Commentaire • 0
Sur la décision
| Référence : | CA Douai, ch. 1 sect. 1, 20 nov. 2025, n° 25/00141 |
|---|---|
| Juridiction : | Cour d'appel de Douai |
| Numéro(s) : | 25/00141 |
| Importance : | Inédit |
| Décision précédente : | Tribunal de grande instance de Lille, 29 novembre 2024 |
| Dispositif : | Autre |
| Date de dernière mise à jour : | 3 décembre 2025 |
| Lire la décision sur le site de la juridiction |
Texte intégral
République Française
Au nom du Peuple Français
COUR D’APPEL DE DOUAI
CHAMBRE 1 SECTION 1
ORDONNANCE DU 20/11/2025
*
* *
MINUTE ÉLECTRONIQUE :
N° RG 25/00141 – N° Portalis DBVT-V-B7J-V6ZH
Jugement du tribunal judiciaire de Lille du 29 novembre 2024
APPELANT
Monsieur [O] [J]
né le 04 février 1984 à [Localité 3] (Algérie)
demeurant [Adresse 1]
[Localité 2]
représenté par Me Emmanuelle Lequien, avocat au barreau de Lille, avocat constitué.
INTIMÉ
M. le procureur général
Représenté par Madame Dorothée Coudevylle, substitute générale
MAGISTRAT DE LA MISE EN ETAT : Hélène Billières
GREFFIER : Delphine Verhaeghe
DÉBATS : à l’audience du 16 septembre 2025
ORDONNANCE prononcée par mise à disposition au greffe le 20 novembre 2025
***
M. [O] [J] a interjeté appel le 10 janvier 2025, en intimant M. le procureur général près la cour d’appel de Douai, d’un jugement du tribunal judiciaire de Lille du 29 novembre 2024 qui a dit qu’il n’était pas de nationalité française, l’a débouté de ses demandes, a ordonné la mention prévue par l’article 28 du code civil et l’a condamné aux dépens.
Il a remis ses conclusions d’appelant au greffe de la cour le 12 mars 2025.
***
Par des conclusions d’incident remises le 15 mai 2025, M. le procureur général près la cour d’appel de Douai demande au magistrat de la cour chargé de la mise en état de prononcer la caducité de la déclaration d’appel, faute pour M. [O] [J] de lui avoir notifié ses conclusions dans le délai imparti à cet effet par les articles 908 et 911 du code de procédure civile.

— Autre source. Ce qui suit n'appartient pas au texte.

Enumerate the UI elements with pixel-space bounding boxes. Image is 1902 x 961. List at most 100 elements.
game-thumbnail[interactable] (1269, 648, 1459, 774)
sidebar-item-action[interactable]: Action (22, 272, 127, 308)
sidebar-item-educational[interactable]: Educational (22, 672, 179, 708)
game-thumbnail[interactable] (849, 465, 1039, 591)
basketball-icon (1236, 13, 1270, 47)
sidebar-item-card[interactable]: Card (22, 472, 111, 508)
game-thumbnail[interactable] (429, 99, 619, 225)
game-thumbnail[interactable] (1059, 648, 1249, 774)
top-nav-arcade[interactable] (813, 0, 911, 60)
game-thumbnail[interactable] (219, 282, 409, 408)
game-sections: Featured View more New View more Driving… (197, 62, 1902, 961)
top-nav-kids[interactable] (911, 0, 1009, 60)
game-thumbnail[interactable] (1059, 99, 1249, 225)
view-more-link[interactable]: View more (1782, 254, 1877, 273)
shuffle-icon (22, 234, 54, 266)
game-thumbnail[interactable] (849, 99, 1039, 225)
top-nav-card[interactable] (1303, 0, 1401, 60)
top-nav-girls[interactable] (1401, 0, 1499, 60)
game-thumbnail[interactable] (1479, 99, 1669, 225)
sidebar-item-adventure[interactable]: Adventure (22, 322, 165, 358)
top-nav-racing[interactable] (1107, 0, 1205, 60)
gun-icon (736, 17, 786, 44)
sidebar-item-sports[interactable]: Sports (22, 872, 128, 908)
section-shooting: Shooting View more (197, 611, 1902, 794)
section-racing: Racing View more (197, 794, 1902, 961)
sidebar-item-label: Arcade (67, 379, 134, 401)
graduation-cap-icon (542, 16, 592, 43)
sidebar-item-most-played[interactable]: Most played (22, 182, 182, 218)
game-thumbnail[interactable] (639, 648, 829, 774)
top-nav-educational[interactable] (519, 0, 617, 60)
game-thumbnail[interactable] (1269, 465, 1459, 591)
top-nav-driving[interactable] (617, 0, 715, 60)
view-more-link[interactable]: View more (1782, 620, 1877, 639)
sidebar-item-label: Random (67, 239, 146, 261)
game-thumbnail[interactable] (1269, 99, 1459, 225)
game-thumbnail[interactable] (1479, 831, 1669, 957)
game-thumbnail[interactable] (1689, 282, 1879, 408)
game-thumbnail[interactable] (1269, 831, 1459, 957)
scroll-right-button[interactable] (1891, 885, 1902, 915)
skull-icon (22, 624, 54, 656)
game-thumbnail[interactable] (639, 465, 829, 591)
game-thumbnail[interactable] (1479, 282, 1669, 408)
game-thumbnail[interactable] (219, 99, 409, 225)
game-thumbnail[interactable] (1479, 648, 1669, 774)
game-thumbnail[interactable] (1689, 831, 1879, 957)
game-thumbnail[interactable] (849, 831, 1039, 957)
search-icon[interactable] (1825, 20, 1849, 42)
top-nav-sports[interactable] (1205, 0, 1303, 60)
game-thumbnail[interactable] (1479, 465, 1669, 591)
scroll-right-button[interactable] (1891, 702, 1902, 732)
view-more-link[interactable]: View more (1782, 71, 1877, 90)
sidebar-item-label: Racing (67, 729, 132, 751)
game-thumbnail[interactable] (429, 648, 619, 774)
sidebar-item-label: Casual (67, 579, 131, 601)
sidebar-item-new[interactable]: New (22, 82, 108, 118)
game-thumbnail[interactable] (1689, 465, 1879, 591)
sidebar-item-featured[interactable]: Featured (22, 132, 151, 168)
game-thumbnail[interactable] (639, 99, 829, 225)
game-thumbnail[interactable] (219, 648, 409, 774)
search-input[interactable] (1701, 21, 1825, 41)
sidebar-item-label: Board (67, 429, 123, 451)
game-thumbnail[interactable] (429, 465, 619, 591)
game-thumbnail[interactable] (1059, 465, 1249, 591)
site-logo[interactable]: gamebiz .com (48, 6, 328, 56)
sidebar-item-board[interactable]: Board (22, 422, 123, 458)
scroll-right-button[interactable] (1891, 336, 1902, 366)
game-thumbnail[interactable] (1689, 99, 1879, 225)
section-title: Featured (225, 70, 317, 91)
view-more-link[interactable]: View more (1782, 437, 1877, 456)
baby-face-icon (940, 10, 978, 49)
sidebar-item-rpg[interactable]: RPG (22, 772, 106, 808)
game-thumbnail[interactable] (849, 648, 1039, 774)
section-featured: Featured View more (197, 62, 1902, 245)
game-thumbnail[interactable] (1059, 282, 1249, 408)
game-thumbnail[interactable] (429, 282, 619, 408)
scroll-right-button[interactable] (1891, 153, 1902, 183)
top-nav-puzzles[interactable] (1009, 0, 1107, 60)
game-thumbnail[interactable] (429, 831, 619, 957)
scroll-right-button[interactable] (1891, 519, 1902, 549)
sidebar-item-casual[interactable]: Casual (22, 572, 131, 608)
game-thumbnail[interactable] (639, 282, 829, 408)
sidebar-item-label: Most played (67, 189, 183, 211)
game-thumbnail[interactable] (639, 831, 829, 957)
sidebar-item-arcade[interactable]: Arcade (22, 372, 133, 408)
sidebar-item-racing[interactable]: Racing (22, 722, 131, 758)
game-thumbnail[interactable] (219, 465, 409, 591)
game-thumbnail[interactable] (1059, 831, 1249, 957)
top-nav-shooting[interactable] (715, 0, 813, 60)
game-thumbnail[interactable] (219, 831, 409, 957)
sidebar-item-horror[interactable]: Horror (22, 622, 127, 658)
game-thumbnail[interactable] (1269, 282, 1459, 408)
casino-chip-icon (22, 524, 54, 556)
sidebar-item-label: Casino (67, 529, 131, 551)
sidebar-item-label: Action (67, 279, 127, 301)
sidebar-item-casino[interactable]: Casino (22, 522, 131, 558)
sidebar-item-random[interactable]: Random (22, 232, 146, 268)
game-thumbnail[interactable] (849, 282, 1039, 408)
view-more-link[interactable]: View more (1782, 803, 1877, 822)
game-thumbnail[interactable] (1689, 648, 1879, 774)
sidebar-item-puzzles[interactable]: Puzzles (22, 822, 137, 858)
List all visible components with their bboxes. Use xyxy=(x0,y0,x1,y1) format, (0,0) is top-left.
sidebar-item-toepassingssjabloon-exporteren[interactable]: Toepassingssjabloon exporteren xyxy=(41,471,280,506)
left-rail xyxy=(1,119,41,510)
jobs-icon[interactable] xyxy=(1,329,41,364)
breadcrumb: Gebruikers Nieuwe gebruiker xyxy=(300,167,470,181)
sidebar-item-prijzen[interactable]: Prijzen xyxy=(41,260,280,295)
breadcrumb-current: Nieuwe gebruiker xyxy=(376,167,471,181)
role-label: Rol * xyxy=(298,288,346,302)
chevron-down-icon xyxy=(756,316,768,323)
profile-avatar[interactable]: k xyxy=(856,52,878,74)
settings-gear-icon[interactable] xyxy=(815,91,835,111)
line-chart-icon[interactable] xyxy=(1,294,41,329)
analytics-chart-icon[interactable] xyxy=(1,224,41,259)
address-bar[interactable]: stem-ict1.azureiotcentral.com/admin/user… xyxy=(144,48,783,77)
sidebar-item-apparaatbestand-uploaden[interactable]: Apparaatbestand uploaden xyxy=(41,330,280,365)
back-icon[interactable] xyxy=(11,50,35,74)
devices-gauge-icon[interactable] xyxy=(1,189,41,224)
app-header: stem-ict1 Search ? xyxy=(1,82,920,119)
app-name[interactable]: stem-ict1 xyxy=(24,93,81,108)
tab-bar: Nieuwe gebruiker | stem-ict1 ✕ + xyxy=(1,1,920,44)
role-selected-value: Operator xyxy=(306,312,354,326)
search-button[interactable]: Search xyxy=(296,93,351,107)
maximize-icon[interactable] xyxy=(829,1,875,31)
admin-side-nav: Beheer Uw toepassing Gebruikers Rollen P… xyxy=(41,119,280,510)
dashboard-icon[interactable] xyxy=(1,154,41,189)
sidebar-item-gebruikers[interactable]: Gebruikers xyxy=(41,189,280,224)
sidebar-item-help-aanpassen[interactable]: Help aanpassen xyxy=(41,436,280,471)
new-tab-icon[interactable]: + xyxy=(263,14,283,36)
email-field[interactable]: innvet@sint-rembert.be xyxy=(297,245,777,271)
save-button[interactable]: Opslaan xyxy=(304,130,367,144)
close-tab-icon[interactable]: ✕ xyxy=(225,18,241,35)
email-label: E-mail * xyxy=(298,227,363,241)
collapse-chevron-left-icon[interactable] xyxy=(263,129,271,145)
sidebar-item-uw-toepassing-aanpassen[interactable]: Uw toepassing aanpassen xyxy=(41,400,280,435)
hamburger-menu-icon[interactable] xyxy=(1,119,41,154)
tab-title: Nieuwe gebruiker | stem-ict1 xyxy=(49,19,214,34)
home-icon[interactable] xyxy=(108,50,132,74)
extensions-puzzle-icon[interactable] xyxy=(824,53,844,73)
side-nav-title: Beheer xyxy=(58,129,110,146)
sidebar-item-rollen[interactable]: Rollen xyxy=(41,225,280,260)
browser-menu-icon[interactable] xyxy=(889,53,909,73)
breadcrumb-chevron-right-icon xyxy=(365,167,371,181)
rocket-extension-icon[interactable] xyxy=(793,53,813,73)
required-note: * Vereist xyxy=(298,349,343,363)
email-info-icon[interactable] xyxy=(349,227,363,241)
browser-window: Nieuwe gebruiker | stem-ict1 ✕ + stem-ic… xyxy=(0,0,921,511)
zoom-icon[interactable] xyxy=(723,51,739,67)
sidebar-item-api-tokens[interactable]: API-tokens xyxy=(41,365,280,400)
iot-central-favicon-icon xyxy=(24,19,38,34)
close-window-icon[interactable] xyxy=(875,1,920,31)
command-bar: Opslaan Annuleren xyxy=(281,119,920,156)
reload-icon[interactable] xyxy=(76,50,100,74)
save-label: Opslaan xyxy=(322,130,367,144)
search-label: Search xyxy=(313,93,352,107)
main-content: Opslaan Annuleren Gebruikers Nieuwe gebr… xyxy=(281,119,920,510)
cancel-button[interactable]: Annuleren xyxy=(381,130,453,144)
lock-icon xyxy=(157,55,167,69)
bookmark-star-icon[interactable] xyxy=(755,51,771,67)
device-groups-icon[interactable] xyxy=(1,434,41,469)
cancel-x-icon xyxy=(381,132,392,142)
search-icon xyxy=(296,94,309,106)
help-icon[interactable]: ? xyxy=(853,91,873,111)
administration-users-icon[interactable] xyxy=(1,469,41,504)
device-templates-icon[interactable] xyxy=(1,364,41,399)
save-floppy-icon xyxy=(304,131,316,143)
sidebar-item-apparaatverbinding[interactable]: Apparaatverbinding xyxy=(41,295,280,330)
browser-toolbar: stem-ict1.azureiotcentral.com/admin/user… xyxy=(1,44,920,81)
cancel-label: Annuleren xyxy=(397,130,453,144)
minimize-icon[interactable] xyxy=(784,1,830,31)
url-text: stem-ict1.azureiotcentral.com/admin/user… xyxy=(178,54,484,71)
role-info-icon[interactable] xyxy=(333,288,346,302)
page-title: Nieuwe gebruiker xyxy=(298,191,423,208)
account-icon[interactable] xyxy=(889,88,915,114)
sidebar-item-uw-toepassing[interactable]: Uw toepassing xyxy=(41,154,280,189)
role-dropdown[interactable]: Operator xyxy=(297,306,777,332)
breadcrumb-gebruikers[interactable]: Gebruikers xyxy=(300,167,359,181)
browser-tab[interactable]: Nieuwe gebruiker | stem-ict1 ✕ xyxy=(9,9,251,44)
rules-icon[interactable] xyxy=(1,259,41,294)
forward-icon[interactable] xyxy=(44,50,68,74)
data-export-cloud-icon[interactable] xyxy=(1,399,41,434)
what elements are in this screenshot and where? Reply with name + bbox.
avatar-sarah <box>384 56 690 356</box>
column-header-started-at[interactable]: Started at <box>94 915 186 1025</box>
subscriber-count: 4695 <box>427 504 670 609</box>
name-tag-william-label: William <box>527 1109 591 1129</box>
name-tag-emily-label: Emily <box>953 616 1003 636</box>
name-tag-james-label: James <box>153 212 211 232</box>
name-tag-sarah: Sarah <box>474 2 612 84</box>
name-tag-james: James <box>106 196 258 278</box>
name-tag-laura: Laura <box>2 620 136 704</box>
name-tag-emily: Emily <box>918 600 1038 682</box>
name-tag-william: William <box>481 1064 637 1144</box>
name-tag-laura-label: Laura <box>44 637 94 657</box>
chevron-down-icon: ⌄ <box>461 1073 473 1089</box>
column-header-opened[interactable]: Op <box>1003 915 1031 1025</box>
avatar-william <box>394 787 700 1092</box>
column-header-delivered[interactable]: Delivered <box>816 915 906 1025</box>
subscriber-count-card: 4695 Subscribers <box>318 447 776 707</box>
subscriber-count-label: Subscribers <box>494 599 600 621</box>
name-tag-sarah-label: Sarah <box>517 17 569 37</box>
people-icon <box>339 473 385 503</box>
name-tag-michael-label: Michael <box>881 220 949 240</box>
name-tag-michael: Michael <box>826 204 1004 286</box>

Il demande à titre subsidiaire que lui soit accordé une prolongation du délai pour conclure à hauteur de trois mois à compter de ces écritures.
Dans ses conclusions en réponse remises le 12 septembre 2025, M. [O] [J], se fondant sur les dispositions de l’article 911 in fine du code de procédure civile, demande au conseiller de la mise en état de :
débouter M. le procureur général près la cour d’appel de Douai de ses conclusions d’incident du 15 mai 2025 tendant à la caducité de l’appel ;
accorder à ce dernier un délai pour conclure en réponse ;
dire la procédure régulière et son appel recevable ;
dire bien appelé mal jugé ;
infirmer le jugement n°22/03761 de la 1ère chambre du tribunal judiciaire de Lille du 29 novembre 2024 en toutes ses dispositions ;
dire et juger qu’il est de nationalité française ;
ordonner l’enregistrement de sa déclaration de nationalité sur le fondement de l’article 21-2 du code civil ;
dire qu’il est français comme étant conjoint d’une ressortissante française depuis plus de quatre ans, par déclaration du 10 mars 2020 ;
ordonner que lui soit délivré un certificat de nationalité française ;
ordonner les mentions prévues à l’article 28 du code civil ;
condamner l’Etat au paiement d’une somme de 2 400 euros au titre de l’article 700 du code de procédure civile ;
mettre les dépens à la charge du Trésor Public.
Il expose que la circonstance, dans le contentieux de la nationalité, que l’une des parties soit dispensée de la représentation obligatoire par avocat conduit à des impasses procédurales ; qu’ainsi, alors que lors de la notification des conclusions d’appelant au greffe via le réseau privé virtuel des avocats (RPVA), le réseau intègre automatiquement en copie le parquet général, cette notification, dans le présent dossier, n’a pas, en raison d’un dysfonctionnement du réseau, associé le parquet général ; qu’alors que le contentieux de la nationalité est intégré dans le RPVA, la signification de conclusions au parquet général via le RPVA est impossible, celui-ci refusant de les signifier à l’adresse mail du parquet général, à défaut pour ce dernier de disposer d’une adresse mail d’avocat ; que lorsqu’il a signifié ses conclusions au greffe, ce dernier a informé le parquet général de ce dépôt ainsi que de l’avis de distribution du dossier à une chambre.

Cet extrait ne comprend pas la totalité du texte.